Another challenge for them, some investors may be more demanding in terms of the rate at which they spend their money, the time in the market and the generation of income or even the achievement of profitability. “Usually, profitability is not a concern for venture capital funds in the beginning, they are more interested in development, marketing, coming to market and first sale, Mr. Rozansky underlined. But there, there may be of more pressure to at least show a very clear route to profitability. ”
The pandemic also has the effect of encouraging funds to worry first about the companies they already hold in their portfolios, before looking for new projects. That’s the strategy taken by Real Ventures, which in 2019 was the second most active investor in Canada, behind BDC. The fund has focused its efforts since the crisis began on helping companies in its portfolios pivot their business models, adjust their costs or prices, and so on.
“We’re not immediately looking for new start-ups to fund, we keep our powder dry, because we know that great projects will also come later,” said managing partner Janet Bannister. He said that, the pandemic has generated growth for some companies, especially in areas such as telemedicine and online education. Start-ups have received new money from their current investors and some have even attracted new ones.

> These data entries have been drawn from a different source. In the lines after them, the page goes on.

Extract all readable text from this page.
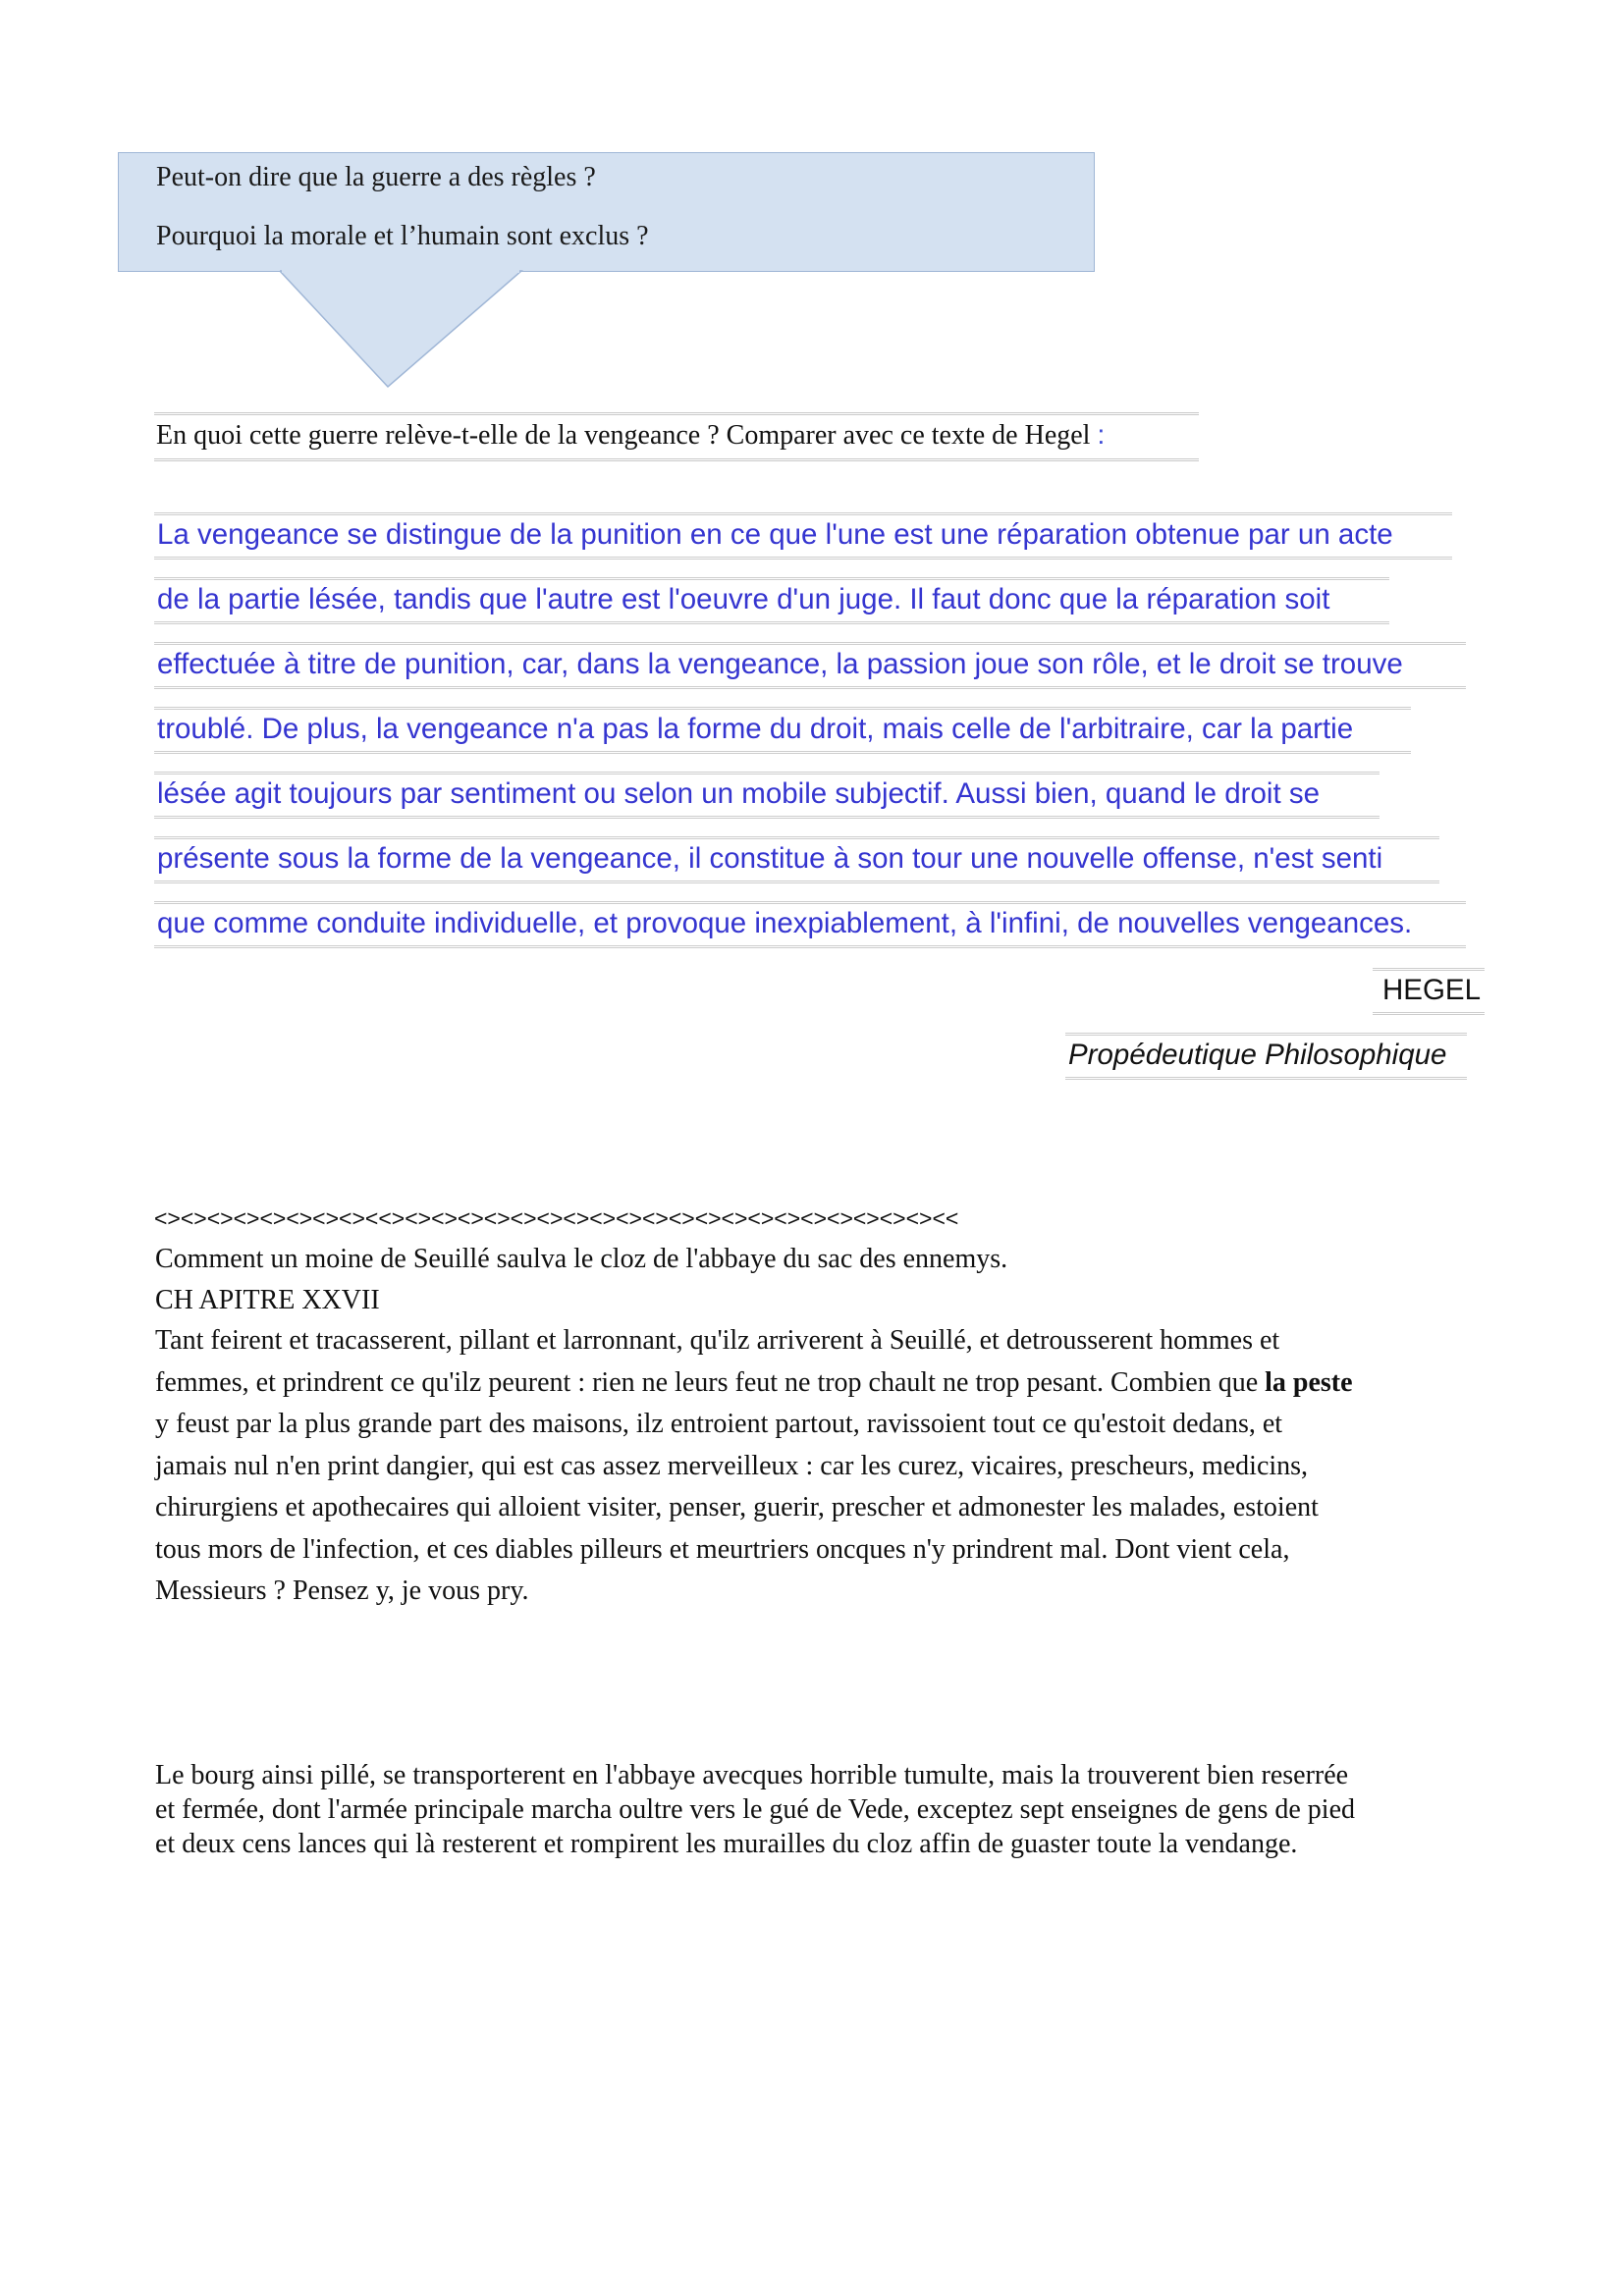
Peut-on dire que la guerre a des règles ?

Pourquoi la morale et l’humain sont exclus ?

En quoi cette guerre relève-t-elle de la vengeance ? Comparer avec ce texte de Hegel :
La vengeance se distingue de la punition en ce que l'une est une réparation obtenue par un acte
de la partie lésée, tandis que l'autre est l'oeuvre d'un juge. Il faut donc que la réparation soit
effectuée à titre de punition, car, dans la vengeance, la passion joue son rôle, et le droit se trouve
troublé. De plus, la vengeance n'a pas la forme du droit, mais celle de l'arbitraire, car la partie
lésée agit toujours par sentiment ou selon un mobile subjectif. Aussi bien, quand le droit se
présente sous la forme de la vengeance, il constitue à son tour une nouvelle offense, n'est senti
que comme conduite individuelle, et provoque inexpiablement, à l'infini, de nouvelles vengeances.
HEGEL
Propédeutique Philosophique
<><><><><><><><><<><><><><><><><><><><><><><><><><><><><><><<
Comment un moine de Seuillé saulva le cloz de l'abbaye du sac des ennemys.
CH APITRE XXVII
Tant feirent et tracasserent, pillant et larronnant, qu'ilz arriverent à Seuillé, et detrousserent hommes et
femmes, et prindrent ce qu'ilz peurent : rien ne leurs feut ne trop chault ne trop pesant. Combien que la peste
y feust par la plus grande part des maisons, ilz entroient partout, ravissoient tout ce qu'estoit dedans, et
jamais nul n'en print dangier, qui est cas assez merveilleux : car les curez, vicaires, prescheurs, medicins,
chirurgiens et apothecaires qui alloient visiter, penser, guerir, prescher et admonester les malades, estoient
tous mors de l'infection, et ces diables pilleurs et meurtriers oncques n'y prindrent mal. Dont vient cela,
Messieurs ? Pensez y, je vous pry.
Le bourg ainsi pillé, se transporterent en l'abbaye avecques horrible tumulte, mais la trouverent bien reserrée
et fermée, dont l'armée principale marcha oultre vers le gué de Vede, exceptez sept enseignes de gens de pied
et deux cens lances qui là resterent et rompirent les murailles du cloz affin de guaster toute la vendange.
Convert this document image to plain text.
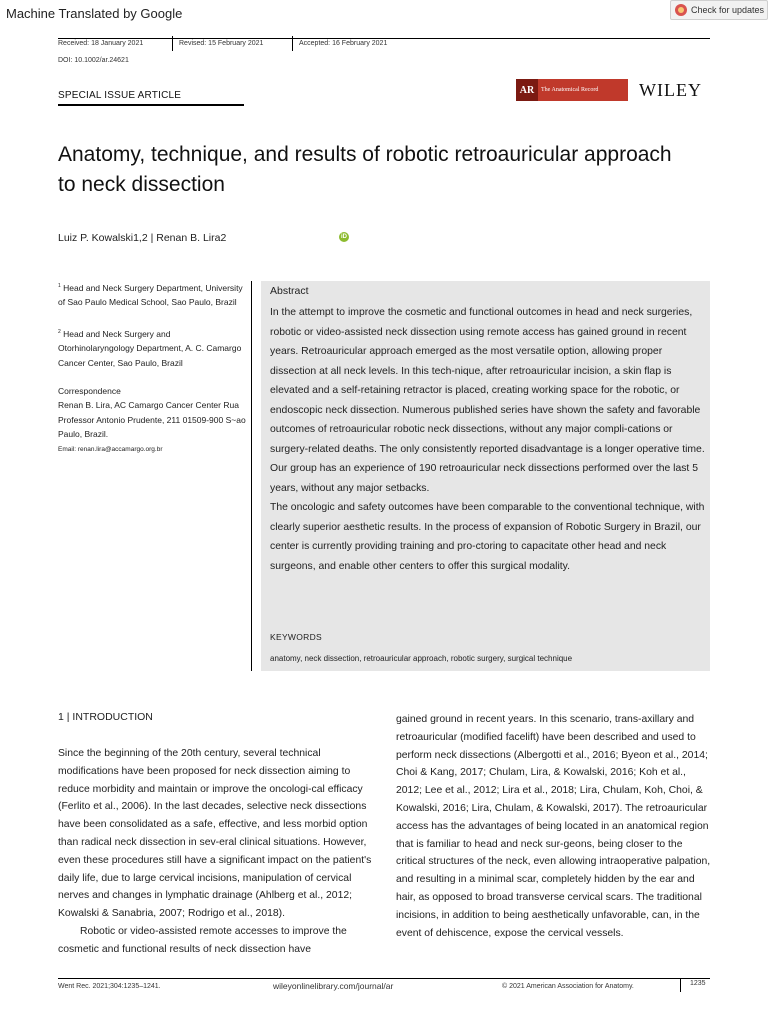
Machine Translated by Google	Check for updates
Received: 18 January 2021	Revised: 15 February 2021	Accepted: 16 February 2021
DOI: 10.1002/ar.24621
SPECIAL ISSUE ARTICLE	AR	The Anatomical Record WILEY
Anatomy, technique, and results of robotic retroauricular approach to neck dissection
Luiz P. Kowalski1,2 | Renan B. Lira2	iD
$^1$ Head and Neck Surgery Department, University of Sao Paulo Medical School, Sao Paulo, Brazil
$^2$ Head and Neck Surgery and Otorhinolaryngology Department, A. C. Camargo Cancer Center, Sao Paulo, Brazil
Correspondence
Renan B. Lira, AC Camargo Cancer Center Rua Professor Antonio Prudente, 211 01509-900 S~ao Paulo, Brazil.
Email: renan.lira@accamargo.org.br
Abstract

In the attempt to improve the cosmetic and functional outcomes in head and neck surgeries, robotic or video-assisted neck dissection using remote access has gained ground in recent years. Retroauricular approach emerged as the most versatile option, allowing proper dissection at all neck levels. In this tech-nique, after retroauricular incision, a skin flap is elevated and a self-retaining retractor is placed, creating working space for the robotic, or endoscopic neck dissection. Numerous published series have shown the safety and favorable outcomes of retroauricular robotic neck dissections, without any major compli-cations or surgery-related deaths. The only consistently reported disadvantage is a longer operative time. Our group has an experience of 190 retroauricular neck dissections performed over the last 5 years, without any major setbacks.

The oncologic and safety outcomes have been comparable to the conventional technique, with clearly superior aesthetic results. In the process of expansion of Robotic Surgery in Brazil, our center is currently providing training and pro-ctoring to capacitate other head and neck surgeons, and enable other centers to offer this surgical modality.

KEYWORDS
anatomy, neck dissection, retroauricular approach, robotic surgery, surgical technique
1 | INTRODUCTION

Since the beginning of the 20th century, several technical modifications have been proposed for neck dissection aiming to reduce morbidity and maintain or improve the oncologi-cal efficacy (Ferlito et al., 2006). In the last decades, selective neck dissections have been consolidated as a safe, effective, and less morbid option than radical neck dissection in sev-eral clinical situations. However, even these procedures still have a significant impact on the patient's daily life, due to large cervical incisions, manipulation of cervical nerves and changes in lymphatic drainage (Ahlberg et al., 2012; Kowalski & Sanabria, 2007; Rodrigo et al., 2018).

Robotic or video-assisted remote accesses to improve the cosmetic and functional results of neck dissection have

gained ground in recent years. In this scenario, trans-axillary and retroauricular (modified facelift) have been described and used to perform neck dissections (Albergotti et al., 2016; Byeon et al., 2014; Choi & Kang, 2017; Chulam, Lira, & Kowalski, 2016; Koh et al., 2012; Lee et al., 2012; Lira et al., 2018; Lira, Chulam, Koh, Choi, & Kowalski, 2016; Lira, Chulam, & Kowalski, 2017). The retroauricular access has the advantages of being located in an anatomical region that is familiar to head and neck sur-geons, being closer to the critical structures of the neck, even allowing intraoperative palpation, and resulting in a minimal scar, completely hidden by the ear and hair, as opposed to broad transverse cervical scars. The traditional incisions, in addition to being aesthetically unfavorable, can, in the event of dehiscence, expose the cervical vessels.

Went Rec. 2021;304:1235–1241.	wileyonlinelibrary.com/journal/ar	© 2021 American Association for Anatomy.	1235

He admitted, however, that the pandemic had created a huge economic shock wave. “Others will look at funds at start-ups and wonder if their business model has potential in a post-COVID world, which will never go back to normal,” he said. The fundamentals, the value proposition, the ability to get to market relatively quickly will be even more important.
wait the right moment
Andrew Popliger, assurance, technology, information, communications and entertainment partner at PwC, warns that start-ups may also wait before applying for new funding. “The time is not right for some of them to proceed with a round of financing,” he said. The proposed agreements may be less attractive due to the loss of business value. Therefore, young shoots will prefer to focus on developing a more vibrant business model.
“With money for good projects, Mr. Popliger added, changes are the definition of a good project.” The sectors that were most resilient or even benefited from the pandemic became more attractive than others. Moreover, due to the difficulty of arranging face-to-face meetings, creating a relationship of trust with future investors will also be more complicated.
“But you always see new companies emerging from any crisis and this one is no different,” Popliger concludes.